Chapter 114,015 wordsPublic domain

Da hatte der heilige Petrus es nicht lassen können, ein mißtrauisches Gesicht zu machen. „Dort drinnen ist nicht Dunkel und Kälte wie hier,“ sagte unser Herr, „sondern dort ist grüner Sommer und heller Schein von Sonnen und Sternen.“ Aber Sankt Petrus vermochte ihm nicht zu glauben.

Da nahm unser Herr den kleinen Vogel, den er vorhin auf dem Eisfelde gefunden hatte, und bog sich zurück und warf ihn über die Mauer, so daß er ins Paradies hineinfiel.

Und gleich darauf hörte der heilige Petrus ein jubelndes, fröhliches Zwitschern und erkannte den Gesang eines Dompfaffen und verwunderte sich höchlich.

Er wendete sich an unsern Herrn und sagte: „Laß uns wieder auf die Erde hinuntergehen und alles dulden, was erduldet werden muß, denn nun sehe ich, daß du wahr gesprochen hast, und daß es einen Ort gibt, wo das Leben den Tod überwindet.“

Und sie waren den Berg hinuntergestiegen und hatten ihre Wandrung aufs neue begonnen.

Dann hatte Sankt Petrus lange Jahre nichts mehr vom Paradiese gesehen, sondern war nur einher gegangen und hatte sich nach dem Lande hinter der Mauer gesehnt. Und jetzt war er endlich dort und brauchte sich nicht mehr zu sehnen, sondern konnte den ganzen Tag mit vollen Händen Freude aus niemals versiegenden Quellen schöpfen.

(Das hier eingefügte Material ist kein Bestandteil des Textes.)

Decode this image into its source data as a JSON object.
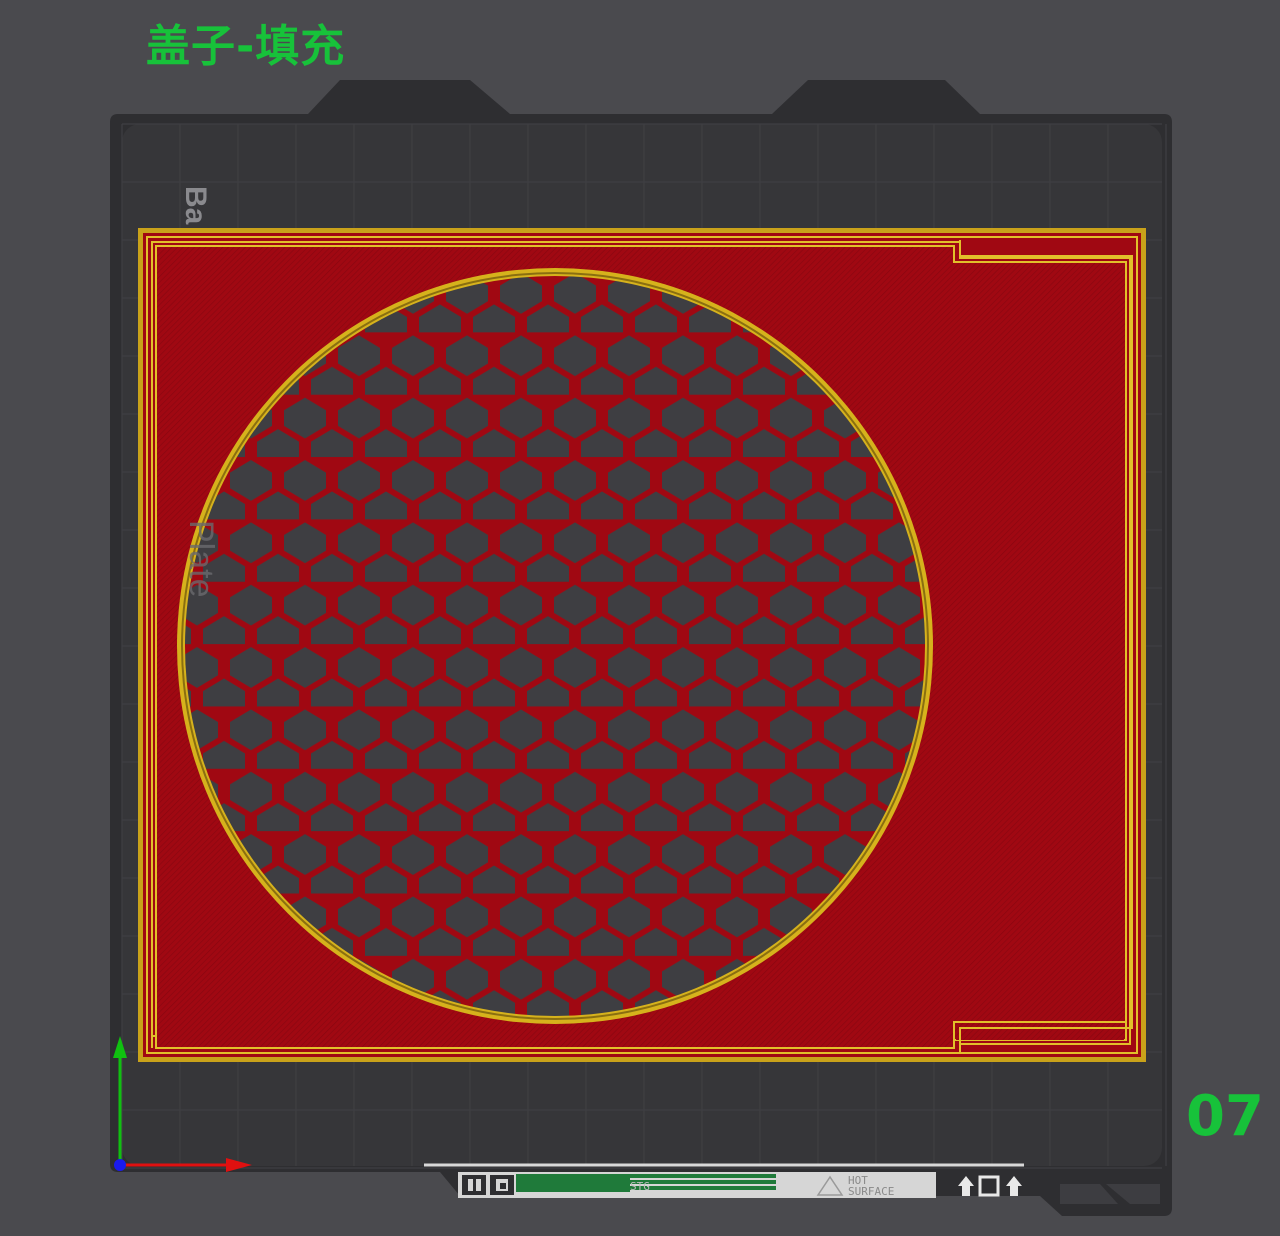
{
  "title": "盖子-填充",
  "plate_number": "07",
  "bed": {
    "watermark_top": "Ba",
    "watermark_side": "Plate"
  },
  "bed_label": {
    "hot_line1": "HOT",
    "hot_line2": "SURFACE",
    "mid_text": "STG"
  },
  "colors": {
    "background": "#4a4a4e",
    "bed": "#333336",
    "plate": "#2b2b2e",
    "fill_red": "#a00812",
    "wall_yellow": "#d6b21c",
    "label_green": "#17c23a",
    "axis_x": "#e01010",
    "axis_y": "#10c010"
  }
}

Aber der heilige Petrus war kaum vierzehn Tage im Paradiese, als es geschah, daß ein Engel zu unserm Herrn kam, der auf seinem Stuhle saß, sich siebenmal vor ihm neigte und ihm sagte, es müsse ein schweres Unglück über Sankt Petrus gekommen sein. Er wolle weder essen und trinken, und seine Augen wären rotgerändert, als hätte er seit mehreren Nächten nicht geschlafen.

Sobald unser Herr dies vernahm, erhob er sich und ging und suchte Sankt Petrus auf.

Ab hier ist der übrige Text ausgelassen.